僕らは対等な関係という訳ではないので変に刺激するとこっちに返ってくる。
なので、あくまで最低限。必要な情報だけを聞きだすことに専念するべきだ。
「その相手は……どこで知り合った人?」
「ん? お兄ちゃんが良く知ってるゲーム」
「……その人は、有名な人?」
「ん~。有名かどうかと言われると微妙。かなり上位の人は聞いたことあるかな? 程度」
「そう……。分かった」
それだけ聞けば、大体分かる。
春香が会うという事はもちろん女性だと推測できる。
そして、かなり上位の人がどこら辺の推移で言っているのか不明だけど、割とマイナーな人。
何かあった場合は心当たりのある人に連絡してみれば問題無いか。
「なに。まさか、お兄ちゃんも会ってみたいとか思ってるの?」
「そんな訳ないじゃん……。確かにどんな人なのか気にはなるけど、顔を見たいと思うのは3人だけだよ」
「その3人って言うのは?」
「……それは言えないよ」
思わず言わなくても良い事まで言ってしまい、春香に変な目で見られる。
いくらなんでも、ライさんやマイさん、ハイネスさんの顔を見てみたいとか言えば、それが全員女性なことを変に思われるだろうし……。
というより、ライはまだしもマイさんやハイネスさんの事は知らないだろうし……。
「そう言えば、今日の20時に投稿される解説動画、お兄ちゃんは見るの?」
「……口になにか入れながら話すなよ。今日の20時……。ああ、ネクラのね」
「ネクラ”さん”ね!? で、見るの?」
「……見ないよ。

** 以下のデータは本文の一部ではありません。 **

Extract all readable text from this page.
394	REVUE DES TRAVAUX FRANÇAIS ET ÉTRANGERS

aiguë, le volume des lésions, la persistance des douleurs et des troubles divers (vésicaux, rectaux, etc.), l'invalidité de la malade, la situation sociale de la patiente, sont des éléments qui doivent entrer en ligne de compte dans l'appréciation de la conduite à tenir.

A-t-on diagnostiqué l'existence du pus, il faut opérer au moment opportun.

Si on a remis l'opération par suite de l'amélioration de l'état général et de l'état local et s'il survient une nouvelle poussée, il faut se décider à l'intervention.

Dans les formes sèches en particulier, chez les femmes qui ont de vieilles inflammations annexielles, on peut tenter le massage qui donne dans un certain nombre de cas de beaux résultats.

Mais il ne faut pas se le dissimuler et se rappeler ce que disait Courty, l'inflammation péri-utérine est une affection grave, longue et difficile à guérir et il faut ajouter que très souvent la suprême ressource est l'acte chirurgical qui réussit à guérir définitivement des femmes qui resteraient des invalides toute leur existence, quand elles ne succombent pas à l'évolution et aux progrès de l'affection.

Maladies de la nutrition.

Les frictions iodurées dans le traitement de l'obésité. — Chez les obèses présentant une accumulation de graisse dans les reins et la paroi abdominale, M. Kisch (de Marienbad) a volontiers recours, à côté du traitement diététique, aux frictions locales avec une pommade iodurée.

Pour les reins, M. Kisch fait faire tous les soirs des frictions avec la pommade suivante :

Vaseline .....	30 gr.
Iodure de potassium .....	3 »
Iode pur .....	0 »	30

僕は別に興味無いから」
というより、それ撮ったの僕自身だし……。
「有料でも見ておいた方が良いと思うけどな~。見るだけでランクマッチでの勝率がかなり変わるかもってめっちゃ話題だよ?」
「……個人指導した人が軒並み結果だしてりゃ、そう言われるだろうね」
「そうそう! ほんと、あの人凄い! それにさ――」
それからご飯を食べ終わるまでの20分弱、僕は春香からネクラという人物がどれほど凄いのかをひたすら力説された。

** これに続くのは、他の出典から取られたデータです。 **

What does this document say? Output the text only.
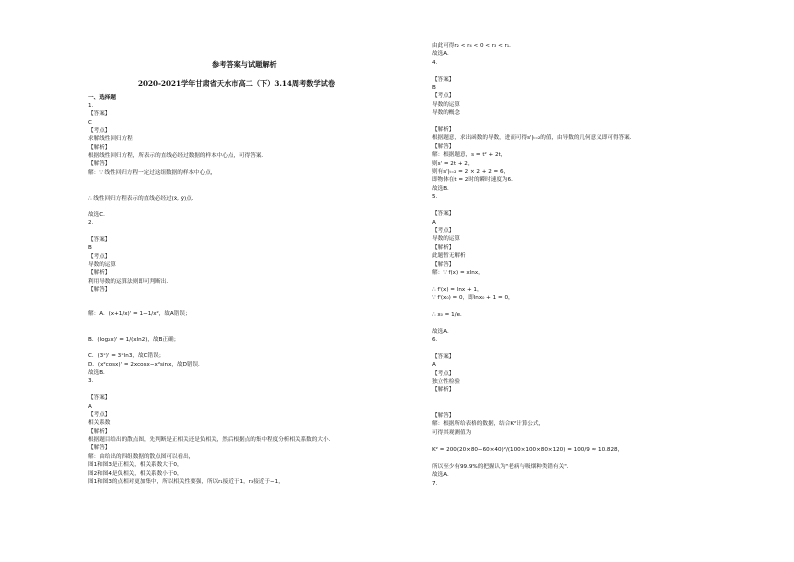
参考答案与试题解析
2020-2021学年甘肃省天水市高二（下）3.14周考数学试卷
一、选择题
1.
【答案】
C
【考点】
求解线性回归方程
【解析】
根据线性回归方程，所表示的直线必经过数据的样本中心点，可得答案．
【解答】
解：∵ 线性回归方程一定过这组数据的样本中心点，
∴ 线性回归方程表示的直线必经过(x̄, ȳ)点．
故选C．
2.
【答案】
B
【考点】
导数的运算
【解析】
利用导数的运算法则即可判断出．
【解答】
解：A．(x+1/x)' = 1−1/x²，故A错误；
B．(log₂x)' = 1/(xln2)，故B正确；
C．(3ˣ)' = 3ˣln3，故C错误；
D．(x²cosx)' = 2xcosx−x²sinx，故D错误．
故选B．
3.
【答案】
A
【考点】
相关系数
【解析】
根据题目给出的散点图，先判断是正相关还是负相关，然后根据点的集中程度分析相关系数的大小．
【解答】
解：由给出的四组数据的散点图可以看出，
图1和图3是正相关，相关系数大于0，
图2和图4是负相关，相关系数小于0，
图1和图3的点相对更加集中，所以相关性要强，所以r₁接近于1，r₃接近于−1，
由此可得r₂ < r₄ < 0 < r₃ < r₁．
故选A．
4.
【答案】
B
【考点】
导数的运算
导数的概念
【解析】
根据题意，求出函数的导数，进而可得s'|ₜ₌₂的值，由导数的几何意义即可得答案．
【解答】
解：根据题意，s = t² + 2t，
则s' = 2t + 2，
则有s'|ₜ₌₂ = 2 × 2 + 2 = 6，
即物体在t = 2时的瞬时速度为6．
故选B．
5.
【答案】
A
【考点】
导数的运算
【解析】
此题暂无解析
【解答】
解：∵ f(x) = xlnx，
∴ f'(x) = lnx + 1，
∵ f'(x₀) = 0，即lnx₀ + 1 = 0，
∴ x₀ = 1/e．
故选A．
6.
【答案】
A
【考点】
独立性检验
【解析】
【解答】
解：根据所给表格的数据，结合K²计算公式，
可得其观测值为
K² = 200(20×80−60×40)²/(100×100×80×120) = 100/9 ≈ 10.828，
所以至少有99.9%的把握认为"老病与吸烟种类错有关"．
故选A．
7.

春香は知らないので仕方ないけれど、本人にそんな話をしないでほしい……。
どんな顔で聞いてればいいのか分からないんだけど……。
部屋に戻った僕は、思わず枕に顔をうずめてひたすら叫んでいた。
あまりの恥ずかしさと春香が自分のファンだった事になんだか複雑な気持ちになって……。